Rating System for Sustainable Roadways Gains Traction

Greenroads, a sustainability rating system for roadway design and construction, is not just taking the road to market, it’s blazing the route. Greenroads is helping turn our highways and byways green with sustainability standards for paving materials and recycling, roadway design, noise and pollution mitigation, and protection of environmentally sensitive areas and natural resources.

In just four years, the project evolved from a student’s inspiration for master’s research to a company at the vanguard, sparking wide interest and a range of pilot projects for rating municipal, state, and federal roadways. The UW Center for Commercialization (C4C) has been working with Steve Muench, associate professor of civil and environmental engineering and Jeralee Anderson, a Ph.D. student working with Muench, to navigate the route to market.

“The Greenroads website launched in January 2010,” Muench said. “Now we are working with road-owning agencies on about 30 pilot projects nationwide. They are testing the certification system to see how it works and how it can be improved.”

Projects range from the City of Seattle’s Mercer Corridor project, to a section of US 97 in central Oregon, to part of the Grand Loop Road in Yellowstone National Park.

An $80-Billion Industry, Significant Potential for Impact
Roadway construction and repair is about an $80-billion annual industry in the US. Although the building construction industry has benefitted from sustainability rating systems such as LEED®, the transportation sector has not yet adopted green certification, even though more public entities and construction firms are incorporating green items into their roadway projects. While various rating systems are in the early stages of development nationwide, Greenroads is the front runner with its sophisticated model and readiness for application.
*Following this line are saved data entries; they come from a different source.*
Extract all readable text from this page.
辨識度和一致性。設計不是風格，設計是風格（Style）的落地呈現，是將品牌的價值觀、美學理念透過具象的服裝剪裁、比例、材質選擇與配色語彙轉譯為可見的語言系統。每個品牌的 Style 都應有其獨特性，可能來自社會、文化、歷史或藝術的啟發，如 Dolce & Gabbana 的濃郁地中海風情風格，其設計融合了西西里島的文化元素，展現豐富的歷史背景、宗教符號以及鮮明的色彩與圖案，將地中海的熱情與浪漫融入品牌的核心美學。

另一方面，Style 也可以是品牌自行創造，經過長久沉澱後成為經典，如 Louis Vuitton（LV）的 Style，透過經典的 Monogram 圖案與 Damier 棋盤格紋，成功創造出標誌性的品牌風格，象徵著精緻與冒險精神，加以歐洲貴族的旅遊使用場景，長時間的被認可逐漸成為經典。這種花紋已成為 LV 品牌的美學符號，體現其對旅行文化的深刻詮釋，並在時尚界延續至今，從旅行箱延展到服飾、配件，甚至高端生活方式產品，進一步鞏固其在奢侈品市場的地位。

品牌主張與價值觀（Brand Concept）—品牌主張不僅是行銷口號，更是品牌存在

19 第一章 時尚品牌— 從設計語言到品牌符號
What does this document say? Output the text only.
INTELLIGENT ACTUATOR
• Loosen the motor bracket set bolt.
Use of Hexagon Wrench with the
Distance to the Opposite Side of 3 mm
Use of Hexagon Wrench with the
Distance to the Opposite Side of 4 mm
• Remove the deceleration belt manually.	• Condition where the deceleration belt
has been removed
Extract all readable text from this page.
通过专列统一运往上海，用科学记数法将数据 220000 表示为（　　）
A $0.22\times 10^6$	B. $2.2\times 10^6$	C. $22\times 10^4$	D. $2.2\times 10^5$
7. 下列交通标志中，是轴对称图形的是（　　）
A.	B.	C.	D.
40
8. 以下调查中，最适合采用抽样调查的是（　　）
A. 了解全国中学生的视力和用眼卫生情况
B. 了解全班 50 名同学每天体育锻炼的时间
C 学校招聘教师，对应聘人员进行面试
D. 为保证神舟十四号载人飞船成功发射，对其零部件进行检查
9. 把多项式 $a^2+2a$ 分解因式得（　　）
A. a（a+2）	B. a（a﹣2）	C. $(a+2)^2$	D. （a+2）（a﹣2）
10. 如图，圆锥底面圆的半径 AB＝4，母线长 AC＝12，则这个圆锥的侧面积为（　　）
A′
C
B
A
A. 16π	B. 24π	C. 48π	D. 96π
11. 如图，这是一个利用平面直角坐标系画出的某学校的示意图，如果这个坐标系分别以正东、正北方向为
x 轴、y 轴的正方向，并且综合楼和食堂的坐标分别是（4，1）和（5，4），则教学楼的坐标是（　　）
C4C Initiatives Aim for Broad Market Adoption
Laura Dorsey, C4C Technology Manager working with Muench, Anderson, and their team, is excited about Greenroads. In 2009, C4C invested $50,000 in Greenroads using its Commercialization Gap Funds to support construction of a market-ready and user-friendly website (www.greenroads.us).

“We hope the Greenroads standards will be broadly adopted and create a green, more sustainable environment for the benefit of the public,” Dorsey said. “We are applying for a certification trademark for Greenroads, and copyright protection for its website.”

Muench and Anderson established a corporate nonprofit foundation last August. The nonprofit educates engineers in how to design and build green roadways and will manage certification reviews for roadway projects using the Greenroads Rating System. As with most rating systems, projects will pay a fee for sustainability evaluation and certification from the Greenroads Foundation, which serves as an independent third party. Once the system is through the pilot testing stage and ready for wider adoption, the Greenroads Foundation will ramp up with professional staff.

A Powerhouse Partner
Early on in their research, the UW team secured a powerhouse industry partner—CH2M Hill, a global leader in engineering consulting, design, operations, and program management.

“As a partner, CH2M Hill has put a lot of time and effort into helping us develop Greenroads and spread the word throughout its industry network,” Muench said.

The firm is also working with the Federal Highway Administration to develop roadway sustainability rating systems, and the UW team is involved in that effort. Given CH2M Hill’s international client base, the Greenroads rating system is also seeing substantial interest abroad.

“A few years ago, when I first started talking with government and industry people about our Greenroads system, the response was lukewarm,” Muench said. “Now sustainability has become a hot topic and interest is rapidly rising. C4C’s early faith in our work is why we’re ready for market just as there is one.”